Компания сидела на веранде и на крыльце, жевали горох. Все, включая немцев. Нам с Листвянко тоже оставили, мы помылись у колодца и стали тоже есть горох, как остальные. Горох был сладок и сочен, вкуса свежей спаржи, как сказала Александра.
Дитер сидел чуть поодаль и рисовал, картина «Гороховые кануны», в жанре реализма, мы сидели и с одухотворенными лицами поедали горох, которого было много.
Жохова ела горох особенно отрешенно, наверное, чтобы никто не заподозрил ее в том, что она на нем и на коленях, бывало, стаивала.
Жмуркин лущил горох в миску и, когда его набиралось количество, ел его сразу.
Усталого Листвянко кормила горохом Снежана, он мужественно жевал, иногда изображая руками, как он ловко рубил дрова.
К пяти заявился Капанидзе и стал шептаться со Жмуркиным.
Жмуркин взял кружку и ложку и принялся брякать в нее, умудряясь придавать этому громыханью тревожные обертоны.
Народ отвлекся от гороха, посмотрел на предводителя.
– Внимание, внимание! – провозгласил Жмуркин. – Есть серьезное дело. В нашей компании произошел очередной возмутительный случай.

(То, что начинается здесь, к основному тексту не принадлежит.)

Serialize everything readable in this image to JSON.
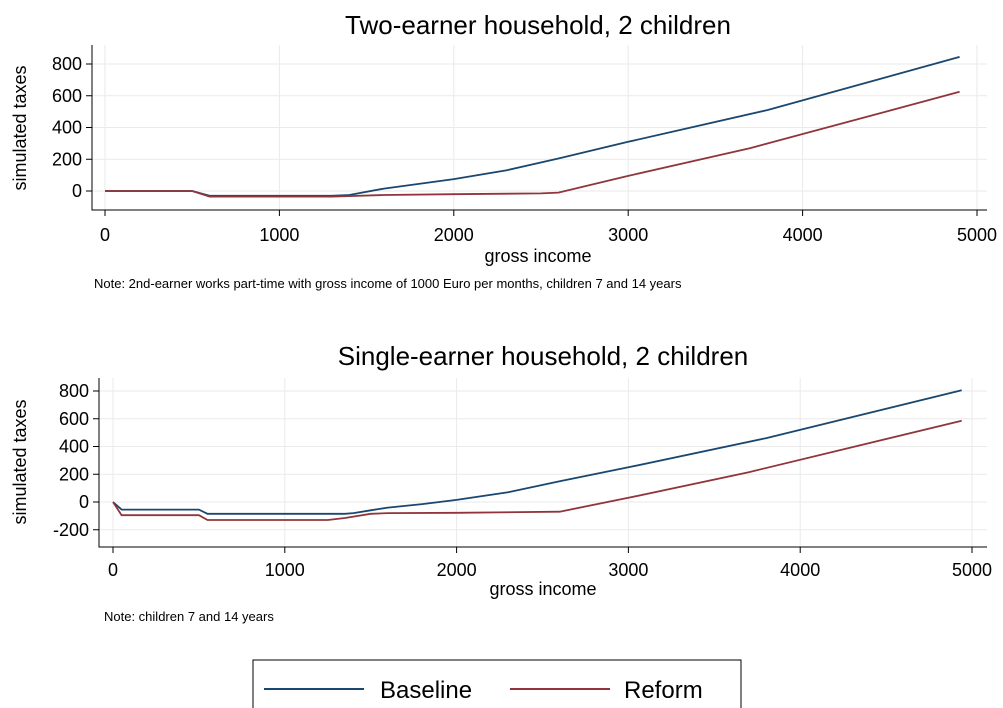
{
  "colors": {
    "baseline": "#1a476f",
    "reform": "#90353b"
  },
  "legend": {
    "baseline": "Baseline",
    "reform": "Reform"
  },
  "chart_data": [
    {
      "type": "line",
      "title": "Two-earner household, 2 children",
      "xlabel": "gross income",
      "ylabel": "simulated taxes",
      "note": "Note: 2nd-earner works part-time with gross income of 1000 Euro per months, children 7 and 14 years",
      "xlim": [
        0,
        5000
      ],
      "ylim": [
        -60,
        900
      ],
      "xticks": [
        0,
        1000,
        2000,
        3000,
        4000,
        5000
      ],
      "yticks": [
        0,
        200,
        400,
        600,
        800
      ],
      "grid": true,
      "legend_position": "bottom",
      "series": [
        {
          "name": "Baseline",
          "x": [
            0,
            500,
            600,
            1300,
            1400,
            1600,
            1800,
            2000,
            2300,
            2600,
            3000,
            3800,
            4900
          ],
          "y": [
            0,
            0,
            -30,
            -30,
            -25,
            15,
            45,
            75,
            130,
            205,
            310,
            510,
            845
          ]
        },
        {
          "name": "Reform",
          "x": [
            0,
            500,
            600,
            1300,
            1600,
            2000,
            2500,
            2600,
            3000,
            3700,
            4900
          ],
          "y": [
            0,
            0,
            -35,
            -35,
            -25,
            -20,
            -15,
            -10,
            95,
            270,
            625
          ]
        }
      ]
    },
    {
      "type": "line",
      "title": "Single-earner household, 2 children",
      "xlabel": "gross income",
      "ylabel": "simulated taxes",
      "note": "Note: children 7 and 14 years",
      "xlim": [
        0,
        5000
      ],
      "ylim": [
        -280,
        900
      ],
      "xticks": [
        0,
        1000,
        2000,
        3000,
        4000,
        5000
      ],
      "yticks": [
        -200,
        0,
        200,
        400,
        600,
        800
      ],
      "grid": true,
      "legend_position": "bottom",
      "series": [
        {
          "name": "Baseline",
          "x": [
            0,
            50,
            500,
            550,
            1350,
            1400,
            1500,
            1600,
            1800,
            2000,
            2300,
            2600,
            3000,
            3800,
            4940
          ],
          "y": [
            0,
            -55,
            -55,
            -85,
            -85,
            -80,
            -60,
            -40,
            -15,
            15,
            70,
            150,
            250,
            460,
            805
          ]
        },
        {
          "name": "Reform",
          "x": [
            0,
            50,
            500,
            550,
            1250,
            1350,
            1500,
            1600,
            2000,
            2600,
            3000,
            3700,
            4940
          ],
          "y": [
            0,
            -95,
            -95,
            -130,
            -130,
            -115,
            -85,
            -80,
            -78,
            -70,
            30,
            215,
            585
          ]
        }
      ]
    }
  ]
}
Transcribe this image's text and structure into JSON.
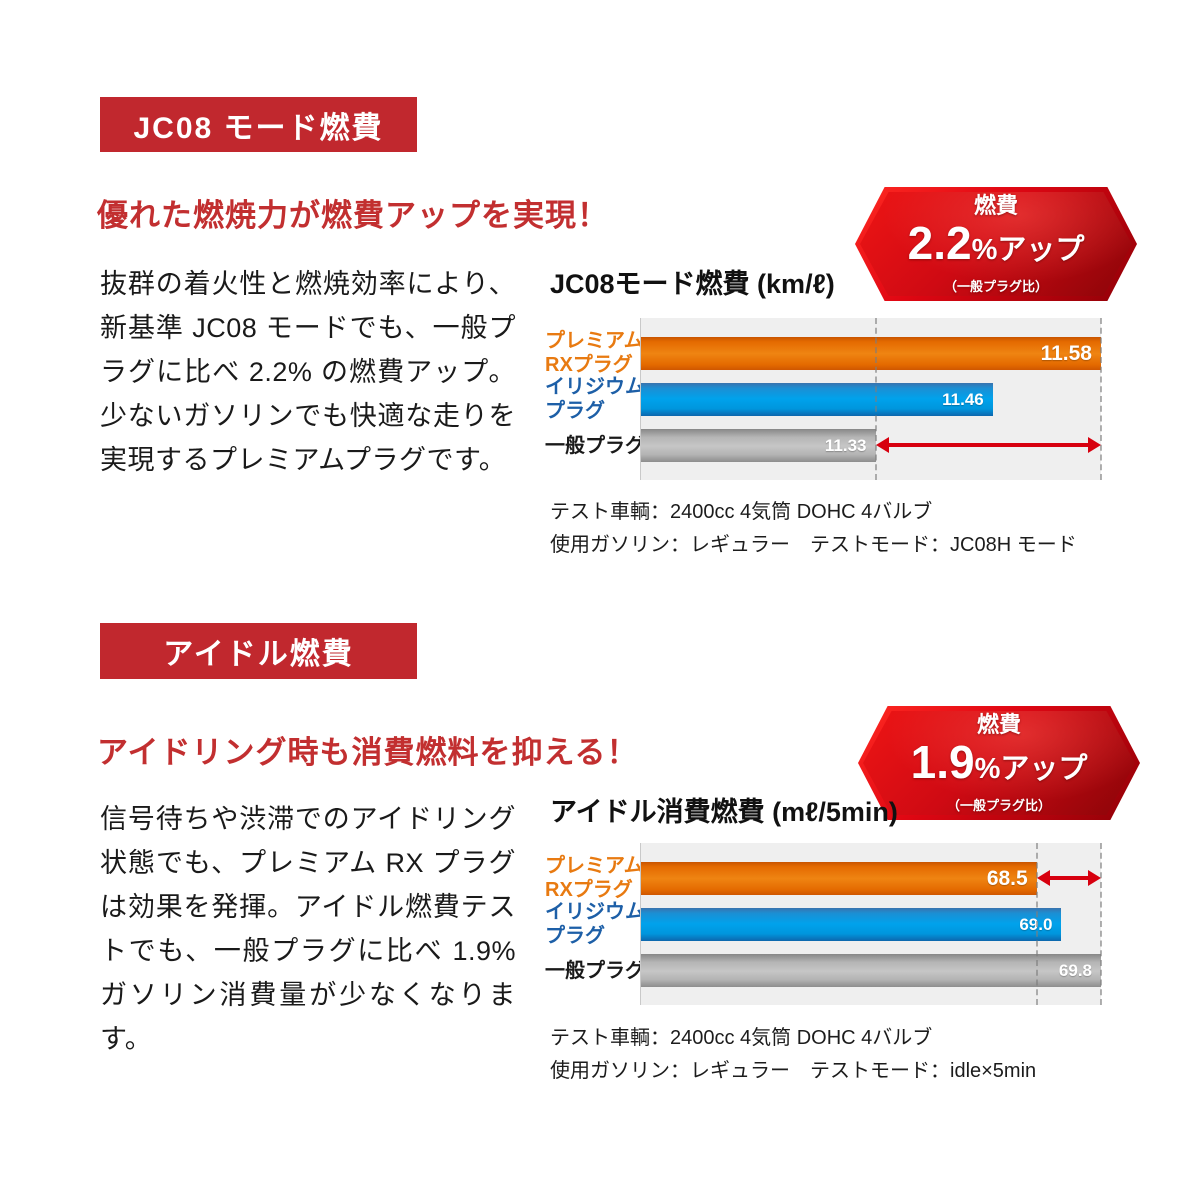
{
  "page": {
    "sections": [
      {
        "tag_label": "JC08 モード燃費",
        "headline": "優れた燃焼力が燃費アップを実現！",
        "badge": {
          "title": "燃費",
          "value": "2.2",
          "suffix": "%アップ",
          "note": "（一般プラグ比）"
        },
        "body": "抜群の着火性と燃焼効率により、新基準 JC08 モードでも、一般プラグに比べ 2.2% の燃費アップ。少ないガソリンでも快適な走りを実現するプレミアムプラグです。",
        "notes": [
          "テスト車輌：2400cc 4気筒 DOHC 4バルブ",
          "使用ガソリン：レギュラー　テストモード：JC08H モード"
        ]
      },
      {
        "tag_label": "アイドル燃費",
        "headline": "アイドリング時も消費燃料を抑える！",
        "badge": {
          "title": "燃費",
          "value": "1.9",
          "suffix": "%アップ",
          "note": "（一般プラグ比）"
        },
        "body": "信号待ちや渋滞でのアイドリング状態でも、プレミアム RX プラグは効果を発揮。アイドル燃費テストでも、一般プラグに比べ 1.9% ガソリン消費量が少なくなります。",
        "notes": [
          "テスト車輌：2400cc 4気筒 DOHC 4バルブ",
          "使用ガソリン：レギュラー　テストモード：idle×5min"
        ]
      }
    ],
    "colors": {
      "accent_red": "#c22f30",
      "tag_bg": "#c1282e",
      "arrow_red": "#d7000f",
      "plot_bg": "#efefef"
    }
  },
  "chart_data": [
    {
      "type": "bar",
      "orientation": "horizontal",
      "title": "JC08モード燃費 (km/ℓ)",
      "categories": [
        "プレミアム RXプラグ",
        "イリジウム プラグ",
        "一般プラグ"
      ],
      "category_lines": [
        [
          "プレミアム",
          "RXプラグ"
        ],
        [
          "イリジウム",
          "プラグ"
        ],
        [
          "一般プラグ",
          ""
        ]
      ],
      "values": [
        11.58,
        11.46,
        11.33
      ],
      "value_labels": [
        "11.58",
        "11.46",
        "11.33"
      ],
      "unit": "km/ℓ",
      "xlim": [
        11.07,
        11.58
      ],
      "bar_colors": [
        "#e87000",
        "#00a0e9",
        "#b0b0b0"
      ],
      "label_colors": [
        "#e87a11",
        "#1d5fa7",
        "#1a1a1a"
      ],
      "dashed_lines": [
        11.33,
        11.58
      ],
      "gap_arrow": {
        "row": 2,
        "from": 11.33,
        "to": 11.58,
        "color": "#d7000f"
      },
      "grid": false,
      "legend": "none"
    },
    {
      "type": "bar",
      "orientation": "horizontal",
      "title": "アイドル消費燃費 (mℓ/5min)",
      "categories": [
        "プレミアム RXプラグ",
        "イリジウム プラグ",
        "一般プラグ"
      ],
      "category_lines": [
        [
          "プレミアム",
          "RXプラグ"
        ],
        [
          "イリジウム",
          "プラグ"
        ],
        [
          "一般プラグ",
          ""
        ]
      ],
      "values": [
        68.5,
        69.0,
        69.8
      ],
      "value_labels": [
        "68.5",
        "69.0",
        "69.8"
      ],
      "unit": "mℓ/5min",
      "xlim": [
        60.5,
        69.8
      ],
      "bar_colors": [
        "#e87000",
        "#00a0e9",
        "#b0b0b0"
      ],
      "label_colors": [
        "#e87a11",
        "#1d5fa7",
        "#1a1a1a"
      ],
      "dashed_lines": [
        68.5,
        69.8
      ],
      "gap_arrow": {
        "row": 0,
        "from": 68.5,
        "to": 69.8,
        "color": "#d7000f"
      },
      "grid": false,
      "legend": "none"
    }
  ]
}
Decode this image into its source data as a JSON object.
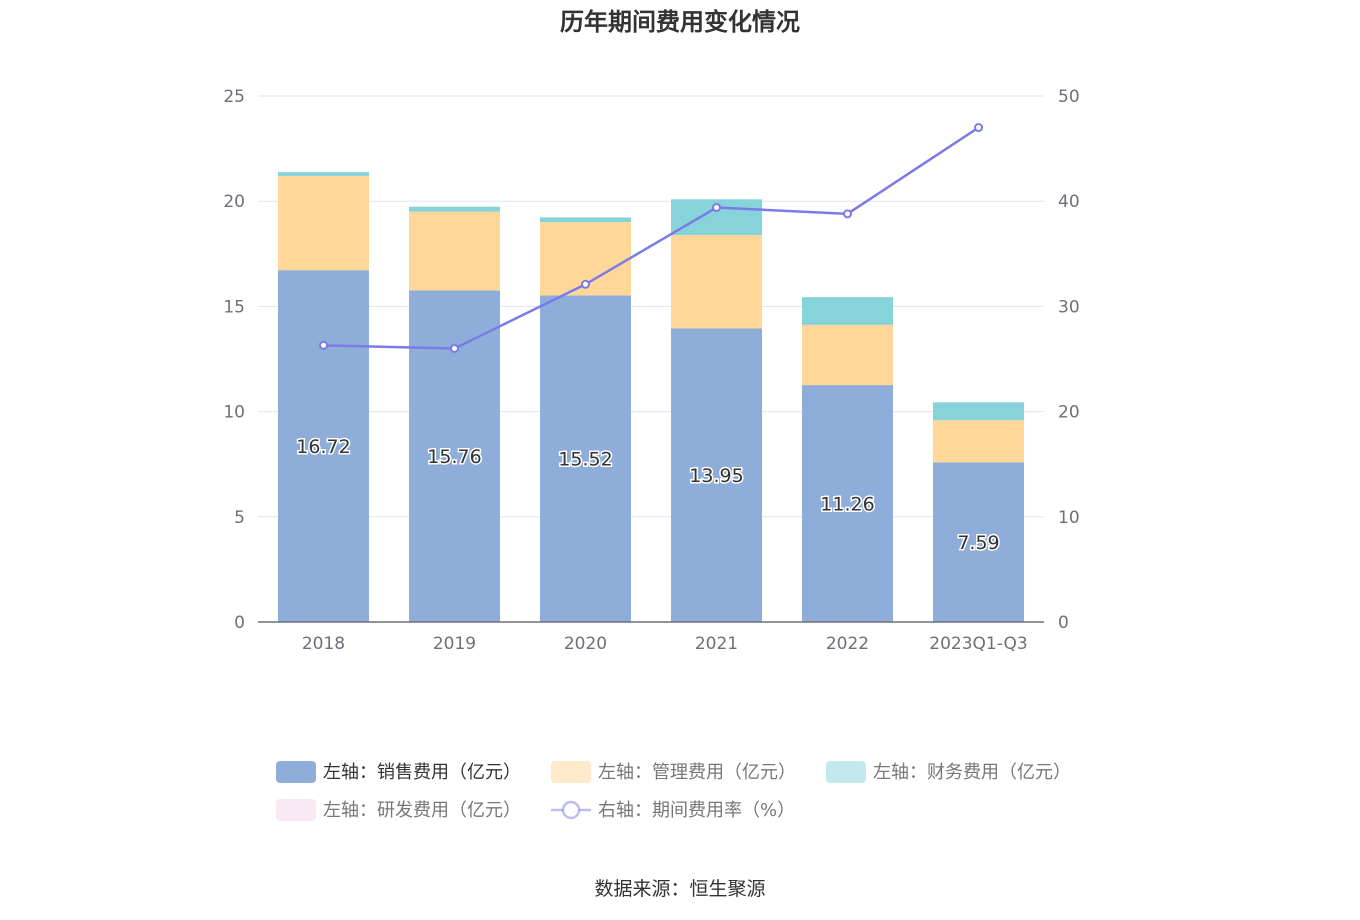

– Жохову съели мыши? – лениво спросил Пятахин. – Тогда почему она до сих пор сидит здесь?
– Нет, веселее, – Жмуркин роковым образом улыбнулся.
– Куда уж веселее.
– Я вообще-то тут, – сказала Жохова.
– Тебя съели – но ты опять тут? – усмехнулся Пятахин. – Это внушает подозрения насчет твоей сущности…
Жмуркин опять зазвонил в кружку. А я подумал, что лучше бы ему, конечно, маузер иметь. В таких путешествиях, как наше, без маузера никак. Шмальнул бы в воздух, все бы присмирели.
– Минуточку все-таки внимания, – попросил Жмуркин. – У нас серьезное дело. Возможно, дело жизни и смерти.
Все притихли.
– Вот Давид… – Жмуркин указал на Капанидзе. – Вот Давид говорит, что сегодня к его соседке заглянул некий молодой человек…
Жмуркин сделал паузу и оглядел присутствующих.
– Это была переодетая Жохова, – тут же сказал Пятахин. – Я давно за ней замечал…
– Сам ты был переодетый!
– Послушайте меня! – возвысил голос Жмуркин. – Я не шучу! Этот дурень перелез через забор, хотя калитка была открыта. Во дворе в большом котле варилась похлебка для свиней…
Повисла драматическая пауза. Ибо представили. Я лично представил эту поистине гамлетовскую картину.
– Этот молодой человек, как бы это сказать поприличнее… – продолжил Жмуркин. – Этот молодой человек накинулся на котел с баландой и съел почти половину…
– Свиньи остались голодными, – вздохнул Листвянко. – Меня терзают подозрения.
– Он съел половину котла, – повторил Жмуркин. – И все бы ничего, но…
Жмуркин поглядел на Капанидзе.
– Баба Саня трех поросят держит, потом сдает их Дрынову, – сказал тот. – Ей внук из Америки специальные капли присылает, на них поросята быстрее растут.
Пятахин закашлялся.
– Так вот, – драматически сказал Капанидзе. – У бабы Сани руки трясутся уже, она обычно всегда капель переливает.
– И что? – с интересом спросила Снежана. – От этих капель что происходит?
– По-разному, – пожал плечами Капанидзе. – Если пару капель перельет – то ничего, только жрет с аппетитом. А если капель пять перебрать…
Капанидзе вздохнул.
– Баба Саня в прошлом году вместо трех капель восемь плеснула – так у нее поросенка разорвало.